Are you sure they buy iPhone for the camera? Why not Lumia then? Had much better camera. I think they buy iPhone because of iOS in the first place and due to perceived quality, popularity and status in some markets.
The point is that when you sell a lot of models of the same device for whatever reasons in the end customers end up with a bunch of models and get confused. Some do not realize the real difference until they run into limits and discover the purchased device is missing a feature which could be useful for them. Most will just buy a cheaper device thinking why pay more if it's nearly the same. A lot of people just get the basic 16Gb iPhone only to realize later it's not enough at all for normal usage.
In the case of iPads it was a reasonable exception, not many will need and want to get an additional SIM card and data plan for their tablet, most just use Wi-Fi. With watch and GPS it's not reasonable. GPS doesn't require a SIM card, it is not a gimmick, not something uber-expensive, it is a basic feature for the modern smartwatch, which Apple actively pushes as a device for running and training. The price for GPS module is like a couple of $, so the single argument of reducing cost to make a device more affordable for more users is absolutely not an argument here. What Apple tries to do is to get more money from those who will pay extra $100 for GPS enabled device.

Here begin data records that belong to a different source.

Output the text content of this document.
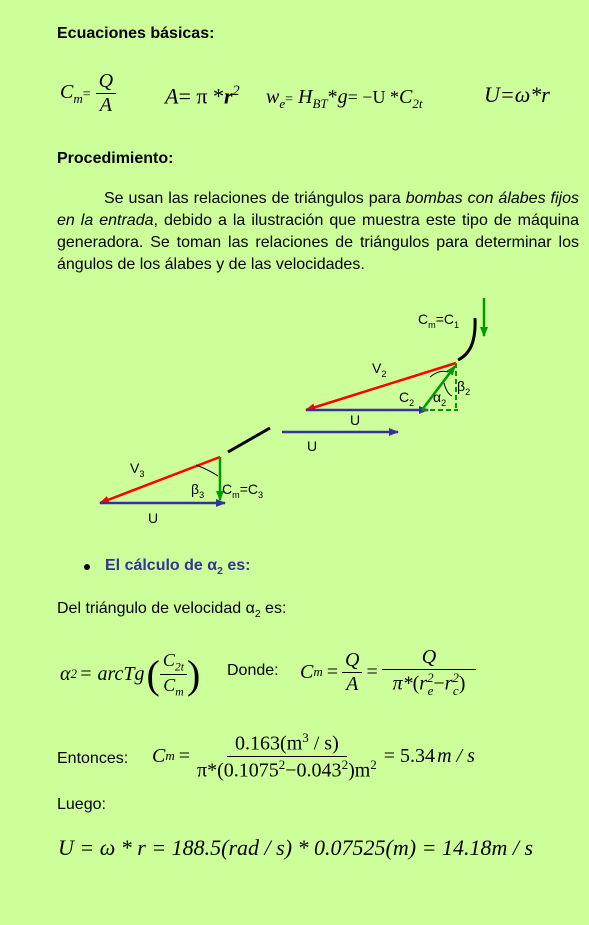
Ecuaciones básicas:
$C_m= \frac{Q}{A} A= \pi$ $*r^2$ $w_e= H_{BT}*g= -U$ $*C_{2t}$	U=ω*r
Procedimiento:
Se usan las relaciones de triángulos para bombas con álabes fijos en la entrada, debido a la ilustración que muestra este tipo de máquina generadora. Se toman las relaciones de triángulos para determinar los ángulos de los álabes y de las velocidades.
$C_m=C_1$
$V_2$
$C_2$ $\alpha_2$
$\beta_2$
U
U
$V_3$
$\beta_3$ $C_m=C_3$
U
El cálculo de $\alpha_2$ es:
Del triángulo de velocidad $\alpha_2$ es:
α 2 = arcTg ( $\frac{C_{2t}}{C_m}$ ) Donde: C $m = \frac{Q}{A} = \frac{Q}{\pi*(r^2_e-r^2_c)}$
Entonces: C $m = \frac{0.163(m^3 / s)}{\pi*(0.1075^2-0.043^2)m^2} = 5.34$ m / s
Luego:
U = ω * r = 188.5(rad / s) * 0.07525(m) = 14.18m / s
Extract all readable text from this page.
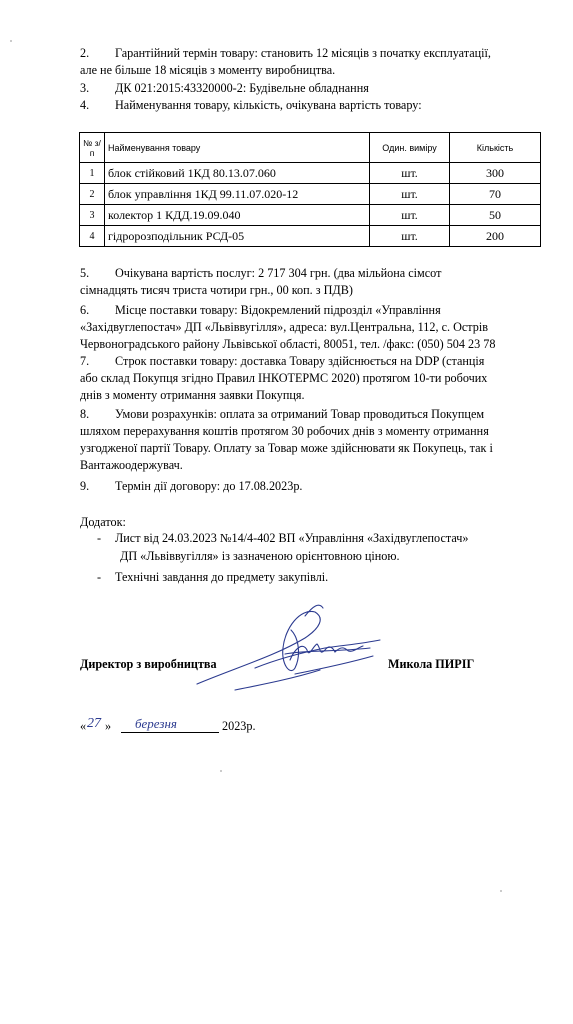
2. Гарантійний термін товару: становить 12 місяців з початку експлуатації,
але не більше 18 місяців з моменту виробництва.
3. ДК 021:2015:43320000-2: Будівельне обладнання
4. Найменування товару, кількість, очікувана вартість товару:
№ з/п	Найменування товару	Один. виміру	Кількість
1	блок стійковий 1КД 80.13.07.060	шт.	300
2	блок управління 1КД 99.11.07.020-12	шт.	70
3	колектор 1 КДД.19.09.040	шт.	50
4	гідророзподільник РСД-05	шт.	200
5. Очікувана вартість послуг: 2 717 304 грн. (два мільйона сімсот
сімнадцять тисяч триста чотири грн., 00 коп. з ПДВ)
6. Місце поставки товару: Відокремлений підрозділ «Управління
«Західвуглепостач» ДП «Львіввугілля», адреса: вул.Центральна, 112, с. Острів
Червоноградського району Львівської області, 80051, тел. /факс: (050) 504 23 78
7. Строк поставки товару: доставка Товару здійснюється на DDP (станція
або склад Покупця згідно Правил ІНКОТЕРМС 2020) протягом 10-ти робочих
днів з моменту отримання заявки Покупця.
8. Умови розрахунків: оплата за отриманий Товар проводиться Покупцем
шляхом перерахування коштів протягом 30 робочих днів з моменту отримання
узгодженої партії Товару. Оплату за Товар може здійснювати як Покупець, так і
Вантажоодержувач.
9. Термін дії договору: до 17.08.2023р.
Додаток:
- Лист від 24.03.2023 №14/4-402 ВП «Управління «Західвуглепостач»
ДП «Львіввугілля» із зазначеною орієнтовною ціною.
- Технічні завдання до предмету закупівлі.
Директор з виробництва	Микола ПИРІГ
« 27 » березня	2023р.
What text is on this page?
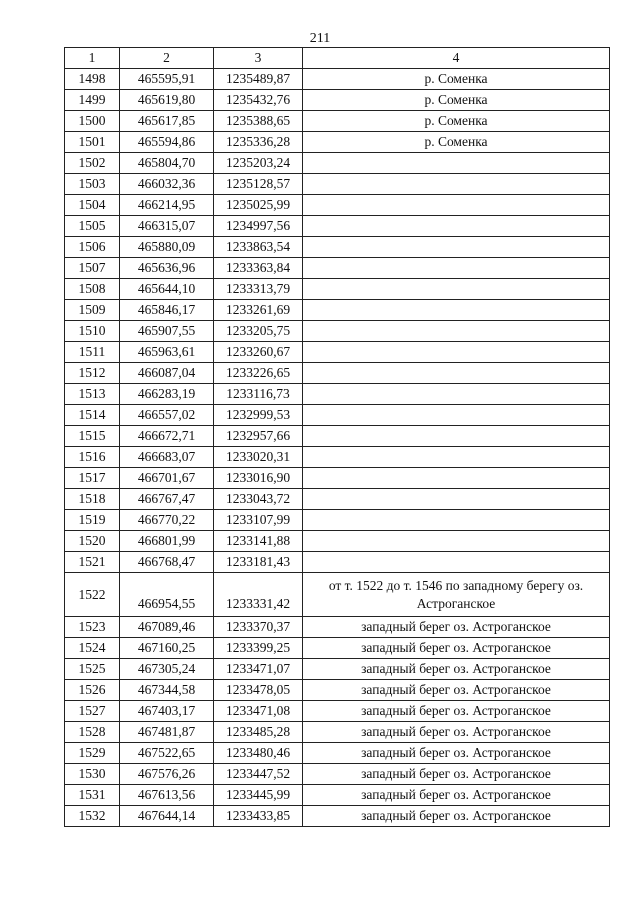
211
1	2	3	4
1498	465595,91	1235489,87	р. Соменка
1499	465619,80	1235432,76	р. Соменка
1500	465617,85	1235388,65	р. Соменка
1501	465594,86	1235336,28	р. Соменка
1502	465804,70	1235203,24	
1503	466032,36	1235128,57	
1504	466214,95	1235025,99	
1505	466315,07	1234997,56	
1506	465880,09	1233863,54	
1507	465636,96	1233363,84	
1508	465644,10	1233313,79	
1509	465846,17	1233261,69	
1510	465907,55	1233205,75	
1511	465963,61	1233260,67	
1512	466087,04	1233226,65	
1513	466283,19	1233116,73	
1514	466557,02	1232999,53	
1515	466672,71	1232957,66	
1516	466683,07	1233020,31	
1517	466701,67	1233016,90	
1518	466767,47	1233043,72	
1519	466770,22	1233107,99	
1520	466801,99	1233141,88	
1521	466768,47	1233181,43	
1522	466954,55	1233331,42	от т. 1522 до т. 1546 по западному берегу оз. Астроганское
1523	467089,46	1233370,37	западный берег оз. Астроганское
1524	467160,25	1233399,25	западный берег оз. Астроганское
1525	467305,24	1233471,07	западный берег оз. Астроганское
1526	467344,58	1233478,05	западный берег оз. Астроганское
1527	467403,17	1233471,08	западный берег оз. Астроганское
1528	467481,87	1233485,28	западный берег оз. Астроганское
1529	467522,65	1233480,46	западный берег оз. Астроганское
1530	467576,26	1233447,52	западный берег оз. Астроганское
1531	467613,56	1233445,99	западный берег оз. Астроганское
1532	467644,14	1233433,85	западный берег оз. Астроганское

And in the case of iPads Apple sells way too many models: current generation in 3 sizes, plus cellular/not cellular models, plus previous generations. Same with iPhones. Features are being spread thin over the whole range. 3D touch, no 3D touch, Live Photos, no Live Photos, single camera, dual camera... it feels like a lottery today. Even some software features like Live Photos in iOS 9 and 'raise to wake' in iOS 10 are artitifically limited to the last 2 generations at the cost of the user experience. Pure greed.
It was the same before Steve Jobs returned to Apple: dozens of different Mac models. He did cut it to just 4. Now Tim's greed convolutes the product lineup again. There should be just the last generation on sale for the price of the previous one if you truly care about customers as you always proclaim in the interviews. Components get cheaper over years, you still make a huge profit with a big premium on your devices. If you start selling previous generation $100 cheaper you just confuse your customers most of which are not tech savvy and do not realize the trick, that the device is limited in functionality or it's 2-3 years old model or it will be obsolete the next year. You also delay the adoption of new features by users and developers. You force developers to support older tech with limited features for prolonged periods of time, because it's still being sold. Devs are not really pushed to adopt new features since it's very slowly adopted by the users. Users even with the latest tech not always can use those features in 3rd party apps since it's slowly adopted by devs. Who wins here? Only Apple, not its users, not its developers.
Your quote:
I and others pointing out the benefits of GPS were routinely ridiculed on these forums and told how unecessary GPS was, so either they were just hopeless fanbois, or they legitimately had no need for the functionality.
Considering the Apple Watch potential as the sport and health tracking device and the price of GPS modules, they most probably were hopeless fanboys. You were rught about GPS and shouldn't defend them now.
When Apple advertises on huge billboards and massive TV and print ad campaigns, "Shot on iPhone 6 & 6s", then yeah, I'm pretty sure the camera is a significant feature for people to buy an iPhone.
I'm not going to get into compairing Apple with the mid-90s and what they're doing today, because it's not really the same. Most of Apple's models were software bundle distinction. Suffice it to say, the while GPS is not necessarily an expensive feature, it's not just GPS, but the additional package that includes GPS. There's a cost to not only the additional components, but also to the engineering, R&D to support it.
The fact is Apple already has a watch they can sell at a certain price point, with a cut off on how much they add to it, before they exceed the margins they hope to achieve. So why not price it accordingly, and then for those who want the added features that the average person is not likely to use, bundle them in a separate product and charge more.
The Watch already has three tiers, a Sport (which is nothing of the kind), a regular watch, and the Edition. Each defined by their appearance. How is it confusing to bundle actual sport related features into a model that is physically different-looking from the other watches, and label it "Sport"? That's what they should have done. But no, "Sport" now means cheap. So they're going to have to come up with a different approach, which is likely the same method they have been distinguishing the 3-4 iPhone models they sell at any one time.
Agree with it or not, limiting features on a device to sell it for less, and adding them to sell it for more, is not going to confuse anyone within reason, and it's going to help Apple expand their customer base, especially for a product that seems to lack significant interest from the public to invest, at least until they have the chance to see how useful it can be in their lives. Do they do this forever? Probably not. But in the beginning it doesn't matter for most average consumers -- all they know is that one model costs less than another and they can afford the risk to try it out. If Apple does their job right, they make both types of customers happy in delineating what they're paying for. Most people don't need a GPS, or LTE, or "water-proofing" above what the base model does, or any of the new features being rolled out with the next watch. All they need is a chance to use the watch for a price they can reasonably afford, that performs a little better than the gen 1 watch to decide if they want such a device in their lives at all.